The tears gathered in his eyes tore deeper at my chest than the pain already there because I knew what they and his words meant. But it didn’t matter what he’d found on my body, neither of us were going to survive if he didn’t let me warn him.
In the next labored beat of my heart, it hit me like a sledgehammer to my chest—or maybe that was just the crushing weight there—that it wouldn’t just be the two of us who wouldn’t survive.
It’d been difficult to breathe before, but it felt impossible then, as my thoughts went back to the baby that, not even an hour before, I’d wanted nothing to do with—that I’d wanted toget rid of.
Tears blurred my vision and my chest struggled to pitch with a muted sob as I swayed toward the pantry door again.
“No, no,” Gray caught me before I could smack into the surface, then deftly, carefully, switched our positions, so his back was pressed to the door, and I was leaning against his chest.

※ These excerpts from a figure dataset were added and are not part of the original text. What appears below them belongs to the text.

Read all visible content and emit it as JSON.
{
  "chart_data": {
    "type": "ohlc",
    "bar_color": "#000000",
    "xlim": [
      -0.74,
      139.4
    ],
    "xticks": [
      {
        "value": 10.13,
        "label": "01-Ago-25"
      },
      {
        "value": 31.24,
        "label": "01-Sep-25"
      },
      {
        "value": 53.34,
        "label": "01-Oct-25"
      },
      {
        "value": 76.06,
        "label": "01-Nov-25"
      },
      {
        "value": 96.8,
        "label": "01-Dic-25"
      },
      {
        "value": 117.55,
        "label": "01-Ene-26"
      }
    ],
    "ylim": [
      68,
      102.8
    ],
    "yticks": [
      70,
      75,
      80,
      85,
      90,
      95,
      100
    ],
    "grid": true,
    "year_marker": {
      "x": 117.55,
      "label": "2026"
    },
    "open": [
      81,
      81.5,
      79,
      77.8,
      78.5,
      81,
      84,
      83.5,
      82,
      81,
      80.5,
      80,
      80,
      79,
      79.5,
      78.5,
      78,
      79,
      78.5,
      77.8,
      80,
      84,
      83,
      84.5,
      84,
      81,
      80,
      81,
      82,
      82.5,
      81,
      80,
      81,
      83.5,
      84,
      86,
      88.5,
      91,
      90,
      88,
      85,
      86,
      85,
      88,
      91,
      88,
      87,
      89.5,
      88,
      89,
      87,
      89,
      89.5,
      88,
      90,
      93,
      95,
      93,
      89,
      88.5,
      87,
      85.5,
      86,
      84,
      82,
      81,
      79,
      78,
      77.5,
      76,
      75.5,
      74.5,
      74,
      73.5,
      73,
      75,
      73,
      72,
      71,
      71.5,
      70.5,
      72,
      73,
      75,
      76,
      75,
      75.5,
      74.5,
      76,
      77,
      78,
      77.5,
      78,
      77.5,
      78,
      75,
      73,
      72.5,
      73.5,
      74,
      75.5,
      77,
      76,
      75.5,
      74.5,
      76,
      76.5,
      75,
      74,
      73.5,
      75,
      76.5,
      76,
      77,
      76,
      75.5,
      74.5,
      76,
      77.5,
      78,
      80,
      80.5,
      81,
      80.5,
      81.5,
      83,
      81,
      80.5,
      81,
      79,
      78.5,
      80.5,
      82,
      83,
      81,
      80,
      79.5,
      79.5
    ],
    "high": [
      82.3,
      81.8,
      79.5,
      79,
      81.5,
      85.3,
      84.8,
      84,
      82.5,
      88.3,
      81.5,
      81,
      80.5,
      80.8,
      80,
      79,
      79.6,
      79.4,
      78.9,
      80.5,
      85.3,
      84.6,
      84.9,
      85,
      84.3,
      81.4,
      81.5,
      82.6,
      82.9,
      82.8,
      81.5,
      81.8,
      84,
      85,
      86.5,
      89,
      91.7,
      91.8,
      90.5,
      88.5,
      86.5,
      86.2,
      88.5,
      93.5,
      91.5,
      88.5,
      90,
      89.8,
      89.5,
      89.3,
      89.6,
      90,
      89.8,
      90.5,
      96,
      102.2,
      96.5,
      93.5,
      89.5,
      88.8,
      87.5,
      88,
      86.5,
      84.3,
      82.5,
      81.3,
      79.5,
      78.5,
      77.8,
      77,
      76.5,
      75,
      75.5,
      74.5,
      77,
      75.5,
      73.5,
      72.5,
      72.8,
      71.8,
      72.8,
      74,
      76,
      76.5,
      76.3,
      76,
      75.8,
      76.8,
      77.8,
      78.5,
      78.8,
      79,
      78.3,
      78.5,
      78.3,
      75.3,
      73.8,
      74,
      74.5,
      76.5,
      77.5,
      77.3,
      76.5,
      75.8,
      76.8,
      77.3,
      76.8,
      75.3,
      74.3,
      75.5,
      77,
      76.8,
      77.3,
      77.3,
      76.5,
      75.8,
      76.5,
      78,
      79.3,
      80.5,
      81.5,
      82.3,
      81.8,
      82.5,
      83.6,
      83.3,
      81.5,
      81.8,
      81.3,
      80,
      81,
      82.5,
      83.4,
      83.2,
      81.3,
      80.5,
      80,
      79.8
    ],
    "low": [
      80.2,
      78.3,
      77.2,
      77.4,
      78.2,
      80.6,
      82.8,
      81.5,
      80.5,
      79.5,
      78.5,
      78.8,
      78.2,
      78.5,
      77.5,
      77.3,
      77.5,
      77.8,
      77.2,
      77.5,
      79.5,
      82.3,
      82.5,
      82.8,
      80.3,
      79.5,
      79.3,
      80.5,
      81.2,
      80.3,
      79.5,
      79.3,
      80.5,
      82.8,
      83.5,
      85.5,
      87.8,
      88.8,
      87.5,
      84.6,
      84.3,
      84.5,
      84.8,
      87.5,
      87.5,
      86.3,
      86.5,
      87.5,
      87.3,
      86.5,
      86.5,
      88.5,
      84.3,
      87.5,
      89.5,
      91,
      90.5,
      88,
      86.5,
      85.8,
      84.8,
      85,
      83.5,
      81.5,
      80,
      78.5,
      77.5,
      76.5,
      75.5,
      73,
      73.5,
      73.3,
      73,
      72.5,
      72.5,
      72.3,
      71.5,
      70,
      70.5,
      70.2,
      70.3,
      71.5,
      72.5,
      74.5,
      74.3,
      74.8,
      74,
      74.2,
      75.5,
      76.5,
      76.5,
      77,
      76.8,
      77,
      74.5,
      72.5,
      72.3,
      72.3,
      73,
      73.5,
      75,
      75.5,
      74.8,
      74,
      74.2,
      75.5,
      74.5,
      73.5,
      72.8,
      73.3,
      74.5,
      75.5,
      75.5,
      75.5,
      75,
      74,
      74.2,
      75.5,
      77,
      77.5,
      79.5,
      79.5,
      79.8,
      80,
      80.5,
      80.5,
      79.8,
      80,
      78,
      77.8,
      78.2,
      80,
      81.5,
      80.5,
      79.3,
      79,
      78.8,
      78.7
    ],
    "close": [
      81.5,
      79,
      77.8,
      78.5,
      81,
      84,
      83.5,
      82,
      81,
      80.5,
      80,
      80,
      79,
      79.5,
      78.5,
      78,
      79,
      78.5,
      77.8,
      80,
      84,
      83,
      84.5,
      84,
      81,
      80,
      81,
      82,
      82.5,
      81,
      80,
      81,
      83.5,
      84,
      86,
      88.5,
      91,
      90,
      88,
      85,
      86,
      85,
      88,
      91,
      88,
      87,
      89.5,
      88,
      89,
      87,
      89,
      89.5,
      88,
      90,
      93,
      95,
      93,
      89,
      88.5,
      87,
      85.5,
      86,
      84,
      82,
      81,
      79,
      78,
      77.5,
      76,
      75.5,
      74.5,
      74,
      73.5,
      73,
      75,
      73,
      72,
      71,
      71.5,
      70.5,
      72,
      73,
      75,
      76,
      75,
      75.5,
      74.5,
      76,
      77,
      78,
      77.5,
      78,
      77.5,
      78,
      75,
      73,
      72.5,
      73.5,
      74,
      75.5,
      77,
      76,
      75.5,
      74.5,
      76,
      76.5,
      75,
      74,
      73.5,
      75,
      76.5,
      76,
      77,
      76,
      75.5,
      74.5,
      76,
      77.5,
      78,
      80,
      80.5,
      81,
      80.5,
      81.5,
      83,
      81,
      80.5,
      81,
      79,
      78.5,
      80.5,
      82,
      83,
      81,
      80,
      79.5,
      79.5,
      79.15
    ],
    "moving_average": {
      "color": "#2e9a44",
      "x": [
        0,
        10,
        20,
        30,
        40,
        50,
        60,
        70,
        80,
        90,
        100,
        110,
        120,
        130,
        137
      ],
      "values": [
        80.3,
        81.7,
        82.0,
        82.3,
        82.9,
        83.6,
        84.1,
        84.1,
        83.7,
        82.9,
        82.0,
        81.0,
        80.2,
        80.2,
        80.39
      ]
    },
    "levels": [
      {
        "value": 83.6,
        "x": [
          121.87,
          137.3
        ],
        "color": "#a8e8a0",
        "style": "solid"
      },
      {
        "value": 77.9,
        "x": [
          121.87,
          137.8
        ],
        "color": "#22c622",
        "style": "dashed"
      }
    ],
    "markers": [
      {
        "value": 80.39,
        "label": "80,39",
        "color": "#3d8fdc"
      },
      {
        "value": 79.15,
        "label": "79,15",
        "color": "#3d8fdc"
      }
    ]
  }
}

All while I struggled to warn him about the man somewhere in my condo.
“There’s a knife in your back,” he said over me softly, matter-of-factly, even though his features showed his outright terror.“From what I’m hearing and seeing, I think it punctured your lung, which is why I need you to stop talking.”
As he continued, one of his hands slowly moved down my arm until his fingers were curling around where I still loosely gripped my gun. Once it was in his right hand, he added, “EMS are on the way, and I need you to be the incredible, stubborn woman you are, and stay with me, because I’m not living the rest of my days without our arguments and your cold glares. I’m not going through life without your quick jabs and dirty way of fighting. I’m not losing my wife. Understand?”